Is there any reason you particularly want to use LDH to test for cytotoxicity? There are a number of other measures which should be simpler without a kit

Here is a very simple LDH assay protocol. I apologize for the formatting (it's pasted from a word doc)

Extracellular LDH assay: Lactate → Pyruvate

Assay Buffer: 

686 µM                 MW: 505.7           Iodonitrotetrazolium chloride (INT)                       (Sigma#: I8377-1G)

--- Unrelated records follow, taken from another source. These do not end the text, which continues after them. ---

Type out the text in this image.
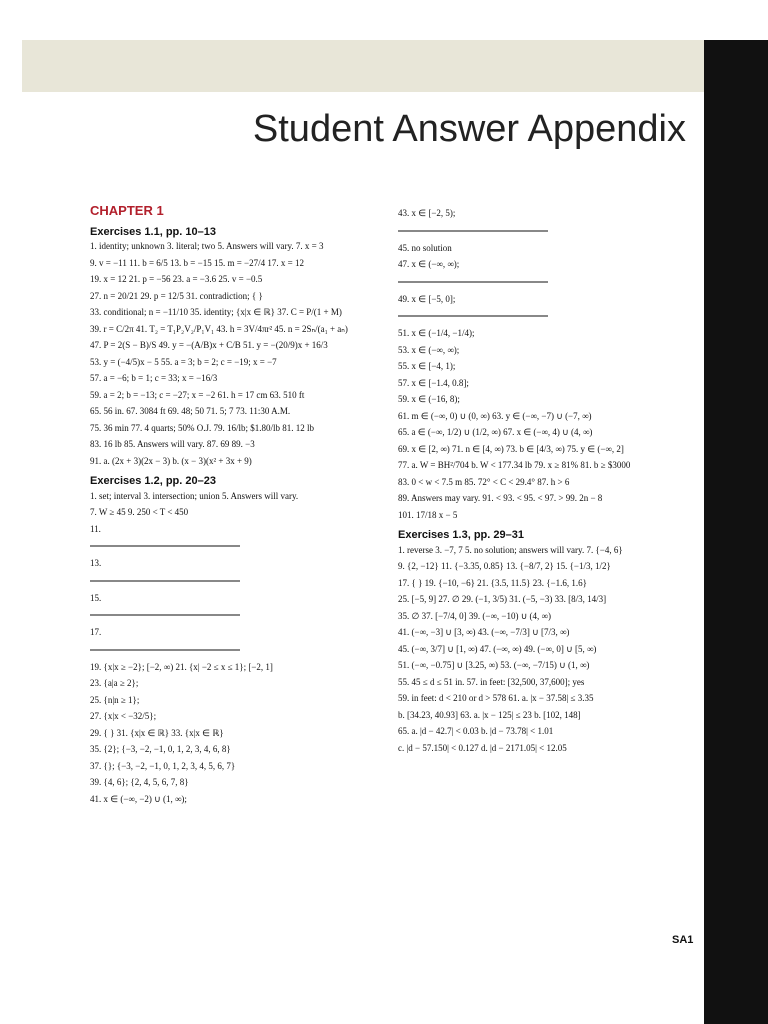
Student Answer Appendix
CHAPTER 1
Exercises 1.1, pp. 10–13
1. identity; unknown 3. literal; two 5. Answers will vary. 7. x = 3
9. v = −11 11. b = 6/5 13. b = −15 15. m = −27/4 17. x = 12
19. x = 12 21. p = −56 23. a = −3.6 25. v = −0.5
27. n = 20/21 29. p = 12/5 31. contradiction; { }
33. conditional; n = −11/10 35. identity; {x|x ∈ ℝ} 37. C = P/(1 + M)
39. r = C/2π 41. T₂ = T₁P₂V₂/P₁V₁ 43. h = 3V/4πr² 45. n = 2Sₙ/(a₁ + aₙ)
47. P = 2(S − B)/S 49. y = −(A/B)x + C/B 51. y = −(20/9)x + 16/3
53. y = (−4/5)x − 5 55. a = 3; b = 2; c = −19; x = −7
57. a = −6; b = 1; c = 33; x = −16/3
59. a = 2; b = −13; c = −27; x = −2 61. h = 17 cm 63. 510 ft
65. 56 in. 67. 3084 ft 69. 48; 50 71. 5; 7 73. 11:30 A.M.
75. 36 min 77. 4 quarts; 50% O.J. 79. 16/lb; $1.80/lb 81. 12 lb
83. 16 lb 85. Answers will vary. 87. 69 89. −3
91. a. (2x + 3)(2x − 3) b. (x − 3)(x² + 3x + 9)
Exercises 1.2, pp. 20–23
1. set; interval 3. intersection; union 5. Answers will vary.
7. W ≥ 45 9. 250 < T < 450
11.
13.
15.
17.
19. {x|x ≥ −2}; [−2, ∞) 21. {x| −2 ≤ x ≤ 1}; [−2, 1]
23. {a|a ≥ 2};
25. {n|n ≥ 1};
27. {x|x < −32/5};
29. { } 31. {x|x ∈ ℝ} 33. {x|x ∈ ℝ}
35. {2}; {−3, −2, −1, 0, 1, 2, 3, 4, 6, 8}
37. {}; {−3, −2, −1, 0, 1, 2, 3, 4, 5, 6, 7}
39. {4, 6}; {2, 4, 5, 6, 7, 8}
41. x ∈ (−∞, −2) ∪ (1, ∞);
43. x ∈ [−2, 5);
45. no solution
47. x ∈ (−∞, ∞);
49. x ∈ [−5, 0];
51. x ∈ (−1/4, −1/4);
53. x ∈ (−∞, ∞);
55. x ∈ [−4, 1);
57. x ∈ [−1.4, 0.8];
59. x ∈ (−16, 8);
61. m ∈ (−∞, 0) ∪ (0, ∞) 63. y ∈ (−∞, −7) ∪ (−7, ∞)
65. a ∈ (−∞, 1/2) ∪ (1/2, ∞) 67. x ∈ (−∞, 4) ∪ (4, ∞)
69. x ∈ [2, ∞) 71. n ∈ [4, ∞) 73. b ∈ [4/3, ∞) 75. y ∈ (−∞, 2]
77. a. W = BH²/704 b. W < 177.34 lb 79. x ≥ 81% 81. b ≥ $3000
83. 0 < w < 7.5 m 85. 72° < C < 29.4° 87. h > 6
89. Answers may vary. 91. < 93. < 95. < 97. > 99. 2n − 8
101. 17/18 x − 5
Exercises 1.3, pp. 29–31
1. reverse 3. −7, 7 5. no solution; answers will vary. 7. {−4, 6}
9. {2, −12} 11. {−3.35, 0.85} 13. {−8/7, 2} 15. {−1/3, 1/2}
17. { } 19. {−10, −6} 21. {3.5, 11.5} 23. {−1.6, 1.6}
25. [−5, 9] 27. ∅ 29. (−1, 3/5) 31. (−5, −3) 33. [8/3, 14/3]
35. ∅ 37. [−7/4, 0] 39. (−∞, −10) ∪ (4, ∞)
41. (−∞, −3] ∪ [3, ∞) 43. (−∞, −7/3] ∪ [7/3, ∞)
45. (−∞, 3/7] ∪ [1, ∞) 47. (−∞, ∞) 49. (−∞, 0] ∪ [5, ∞)
51. (−∞, −0.75] ∪ [3.25, ∞) 53. (−∞, −7/15) ∪ (1, ∞)
55. 45 ≤ d ≤ 51 in. 57. in feet: [32,500, 37,600]; yes
59. in feet: d < 210 or d > 578 61. a. |x − 37.58| ≤ 3.35
b. [34.23, 40.93] 63. a. |x − 125| ≤ 23 b. [102, 148]
65. a. |d − 42.7| < 0.03 b. |d − 73.78| < 1.01
c. |d − 57.150| < 0.127 d. |d − 2171.05| < 12.05
SA1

291 µM                 MW: 306.3           Phenazine Methosulfate (PMS)                                                (Sigma#: P9625-1G)

1.35 mM               MW: 663.4           B-Nicotinamide Adenine Dinucleotide (NAD)    (Sigma#: N7004-1G)

200 mM                MW: 121.1           Tris(hydroxymethyl)aminomethane pH 8.2         (Sigma#: 252859-100G)

55.5 mM               MW: 96.0             Lithium L-lactate                                                              (Sigma#: L2250-25G)

Method:

___         Culture and treat cells according to experimental design

___         Remove media, centrifuge at 200 g for 5 min.

___         Transfer 30 µL supernatant to 96 well plate.

___         Add 100 µL/well Assay buffer and take multiple readings, (absorbance at 492 nm w/ background at 690 nm), within 1 hour.

Thank you very much!

Michael Nicholls How do you stop enzymatic reaction ? In kits, you have to add a stop solution after 30 minutes;

Thks !

By changing the pH value. Most kits use acetic acid (1M).